Métodos de ensino inovadores ou passagens administrativas?

Segundo dados oficiais, a taxa de retenções e desistências no ensino básico caiu de 7,9% em 2015 para 5,1% em 2018. Há dias, o Governo apresentou no seu programa para 2019/2023 a proposta de “criar um plano de não retenção no ensino básico, trabalhando de forma intensiva e diferenciada com os alunos que revelam mais dificuldades“. Até aqui, e pelo menos em teoria, tudo bem.

Associada a esta proposta, o Governo pretende também “estudar o modelo de recrutamento e colocação de professores com vista à introdução de melhorias que garantam maior estabilidade do corpo docente, diminuindo a dimensão dos quadros de zona pedagógica“, que, mais uma vez, tem tudo para dar bons resultados, caso venha efectivamente a ser implementado.

No entanto, os professores reagiram com indignação a este plano, enquanto as famílias aplaudiram a medida. Disse então o secretário-geral da Federação Nacional de Educação: “É uma indignação que tem razão de ser porque há o receio de que se caminhe para uma solução administrativa de abolir as retenções, medida que não combateria o insucesso escolar. Os professores exigem que as escolas tenham recursos para combater o insucesso e não querem estar embrulhados em situações de justificação de casos reais de insucesso“. Já não é de agora que ouvimos falar em pressão sob os professores para aprovarem os alunos, mesmo quando não deviam…

Logo depois, vieram a público as questões financeiras. Segundo consta, de acordo com dados do Ministério da Educação, cada chumbo custa aos cofres do Estado cerca de cinco mil euros por aluno. Quer isto dizer que o fim dos chumbos no Ensino Básico poderá permitir uma poupança de 250 milhões de euros por ano ou de 1000 milhões nos quatro anos da legislatura. Esperemos que seja só uma visão partilhada pela comunicação social e que não tenha sido tida em conta pelo Governo!

Entretanto, o Ministro da Educação já veio esclarecer que não pretende “instituir passagens administrativas ou estratégias que desvirtuem o processo de ensino-aprendizagem“. Ainda bem! Mas o assunto não ficou por aqui.

Na passada quarta-feira foi tema de debate na Assembleia da República. O PSD começou por perguntar se o objectivo do plano era facilitar as “passagens administrativas” dos alunos, mesmo os que não estão preparados para passar de ano.

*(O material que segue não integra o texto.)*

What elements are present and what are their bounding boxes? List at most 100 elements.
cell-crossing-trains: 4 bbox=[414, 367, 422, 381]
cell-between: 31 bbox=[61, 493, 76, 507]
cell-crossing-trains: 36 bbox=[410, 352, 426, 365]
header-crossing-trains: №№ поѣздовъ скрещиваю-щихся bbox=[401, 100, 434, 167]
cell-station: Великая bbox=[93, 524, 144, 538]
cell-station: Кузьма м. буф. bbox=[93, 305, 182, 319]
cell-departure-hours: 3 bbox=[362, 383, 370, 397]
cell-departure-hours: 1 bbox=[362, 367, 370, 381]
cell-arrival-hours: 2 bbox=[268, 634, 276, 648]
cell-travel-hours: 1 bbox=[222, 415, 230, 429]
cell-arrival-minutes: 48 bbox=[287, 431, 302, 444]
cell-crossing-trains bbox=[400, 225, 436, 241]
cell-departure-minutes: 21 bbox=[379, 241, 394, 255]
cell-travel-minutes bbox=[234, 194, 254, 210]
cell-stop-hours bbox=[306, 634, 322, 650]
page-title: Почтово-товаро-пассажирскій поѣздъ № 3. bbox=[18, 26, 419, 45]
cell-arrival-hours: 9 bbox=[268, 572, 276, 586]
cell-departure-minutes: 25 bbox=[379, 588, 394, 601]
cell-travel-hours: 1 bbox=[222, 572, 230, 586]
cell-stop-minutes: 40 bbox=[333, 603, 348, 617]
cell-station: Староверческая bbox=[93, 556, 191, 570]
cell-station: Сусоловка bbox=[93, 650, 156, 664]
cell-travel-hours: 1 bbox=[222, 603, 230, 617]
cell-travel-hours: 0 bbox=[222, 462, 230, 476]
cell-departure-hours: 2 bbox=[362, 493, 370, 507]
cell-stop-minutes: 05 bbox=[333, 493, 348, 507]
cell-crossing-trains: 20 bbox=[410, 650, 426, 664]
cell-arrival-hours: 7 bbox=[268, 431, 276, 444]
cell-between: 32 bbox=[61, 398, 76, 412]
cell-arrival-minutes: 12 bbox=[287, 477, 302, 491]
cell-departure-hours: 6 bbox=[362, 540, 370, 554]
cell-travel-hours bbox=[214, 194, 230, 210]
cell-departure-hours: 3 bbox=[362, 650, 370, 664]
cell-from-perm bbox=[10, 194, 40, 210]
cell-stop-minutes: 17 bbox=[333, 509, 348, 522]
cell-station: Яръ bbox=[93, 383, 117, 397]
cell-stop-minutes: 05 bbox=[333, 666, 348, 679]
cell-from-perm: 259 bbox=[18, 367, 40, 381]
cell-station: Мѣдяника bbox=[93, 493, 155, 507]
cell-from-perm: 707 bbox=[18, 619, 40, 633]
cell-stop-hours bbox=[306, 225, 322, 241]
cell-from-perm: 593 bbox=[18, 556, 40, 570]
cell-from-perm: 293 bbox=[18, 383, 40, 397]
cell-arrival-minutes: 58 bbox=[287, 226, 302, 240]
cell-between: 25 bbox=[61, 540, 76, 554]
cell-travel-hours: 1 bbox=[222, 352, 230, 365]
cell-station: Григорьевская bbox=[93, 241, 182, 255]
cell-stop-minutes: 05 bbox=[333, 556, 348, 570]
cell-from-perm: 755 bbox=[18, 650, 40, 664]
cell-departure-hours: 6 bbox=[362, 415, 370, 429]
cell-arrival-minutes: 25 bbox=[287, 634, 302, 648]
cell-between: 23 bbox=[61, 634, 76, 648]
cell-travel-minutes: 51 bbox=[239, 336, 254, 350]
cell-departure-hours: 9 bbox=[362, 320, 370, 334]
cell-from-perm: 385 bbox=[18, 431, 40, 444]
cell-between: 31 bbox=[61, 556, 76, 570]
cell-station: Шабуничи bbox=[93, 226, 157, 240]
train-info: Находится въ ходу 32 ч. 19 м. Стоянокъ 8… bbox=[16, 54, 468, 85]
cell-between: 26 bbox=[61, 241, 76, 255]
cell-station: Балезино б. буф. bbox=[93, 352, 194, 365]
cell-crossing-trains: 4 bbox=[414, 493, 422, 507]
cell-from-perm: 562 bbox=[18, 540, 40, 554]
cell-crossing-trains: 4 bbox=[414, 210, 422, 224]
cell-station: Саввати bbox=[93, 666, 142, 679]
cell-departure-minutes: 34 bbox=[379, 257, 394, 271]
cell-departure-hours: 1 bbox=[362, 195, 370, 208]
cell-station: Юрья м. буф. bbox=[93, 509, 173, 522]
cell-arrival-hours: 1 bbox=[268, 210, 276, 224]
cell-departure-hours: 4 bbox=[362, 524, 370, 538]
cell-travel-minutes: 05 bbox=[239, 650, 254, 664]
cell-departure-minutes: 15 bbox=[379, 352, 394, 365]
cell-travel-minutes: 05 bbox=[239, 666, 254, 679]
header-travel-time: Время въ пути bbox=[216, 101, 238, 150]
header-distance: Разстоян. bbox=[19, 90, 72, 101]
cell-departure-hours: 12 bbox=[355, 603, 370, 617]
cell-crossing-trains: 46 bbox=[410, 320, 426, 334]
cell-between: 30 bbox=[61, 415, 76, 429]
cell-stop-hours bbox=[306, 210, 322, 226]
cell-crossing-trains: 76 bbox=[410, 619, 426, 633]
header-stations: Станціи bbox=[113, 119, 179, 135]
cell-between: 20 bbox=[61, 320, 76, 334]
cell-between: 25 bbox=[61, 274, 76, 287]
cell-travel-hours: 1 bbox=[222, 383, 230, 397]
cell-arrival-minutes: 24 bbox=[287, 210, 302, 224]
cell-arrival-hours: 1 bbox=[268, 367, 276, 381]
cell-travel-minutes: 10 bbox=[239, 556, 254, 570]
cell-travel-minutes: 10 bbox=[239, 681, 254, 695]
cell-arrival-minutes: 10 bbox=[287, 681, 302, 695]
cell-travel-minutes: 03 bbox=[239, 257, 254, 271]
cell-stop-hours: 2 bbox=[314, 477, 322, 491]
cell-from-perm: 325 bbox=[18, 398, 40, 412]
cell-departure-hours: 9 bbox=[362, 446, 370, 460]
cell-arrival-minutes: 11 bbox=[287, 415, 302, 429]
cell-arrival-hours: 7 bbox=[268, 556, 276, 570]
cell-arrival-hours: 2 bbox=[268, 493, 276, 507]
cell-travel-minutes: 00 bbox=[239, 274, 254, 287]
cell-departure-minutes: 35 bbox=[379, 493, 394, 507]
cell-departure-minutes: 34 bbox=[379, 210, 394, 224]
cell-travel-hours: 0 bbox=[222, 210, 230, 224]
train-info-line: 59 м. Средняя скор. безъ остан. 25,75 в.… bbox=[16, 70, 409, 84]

O Primeiro-Ministro respondeu que “a taxa de retenção elevada não favorece o sucesso educativo, pelo contrário até o compromete“, acrescentando ainda que “aquilo que se prevê é que dentro do ciclo não haja retenção, mas sim continuação do estudo“. E acrescentou mais, este é “um plano de não retenção para favorecer o sucesso educativo de cada estudante, sendo que não é garantido que passa sem saber, ou que termina a escola sem sucesso garantido“. Ainda bem que não é garantido. Mas pode passar sem saber?

Temos, no entanto, que compreender a indignação dos professores, pois obviamente que já estamos, todos, escaldados com as tentativas de melhorar os resultados na educação, porque na verdade há duas formas de o fazer: através de um ensino diferenciado e mais particular, ou diminuindo a exigência. (Qual das duas é que já terá sido “tentada”?)

Segundo dados do PISA 2015 da OCDE, cerca de 31,2% dos alunos portugueses com 15 anos reprovaram no seu percurso escolar pelo menos por uma ocasião. Entre os países europeus, só na Bélgica (34%) e em Espanha (31,3%) há mais reprovações. Os restantes países apresentam percentagens à volta de 20% (França, Holanda, Suíça, Alemanha), entre 5% e 10% (Hungria, Irlanda, Polónia, Grécia) ou mesmo abaixo dos 5% (Dinamarca, Estónia, Suécia, Reino Unido, Finlândia, Eslovénia). E quem são, maioritariamente, os alunos que chumbam? Nove em cada 10 são de famílias mais carenciadas (87%). Mas tem que ser assim? Claro que não. Na Holanda, por exemplo, as taxas de retenção até aos 15 anos são de 28%, mas o fenómeno afecta alunos, quase de forma igual, de todos os estratos sociais.

Mas será esta uma ideia nova e que o Governo se compromete agora em implementar? Claro que não. Já estava no programa do Governo em 2015: “Dar prioridade ao 1.º ciclo do ensino básico, criando condições para que todos os alunos alcancem os objectivos de aprendizagem previstos no currículo nacional e assegurando que, no final da legislatura, a retenção seja um fenómeno meramente residual”. Assim sendo, é bem possível que não aconteça nada de especial. O que importa é que os alunos aprendam cada vez melhor e com mais exigência, não o contrário.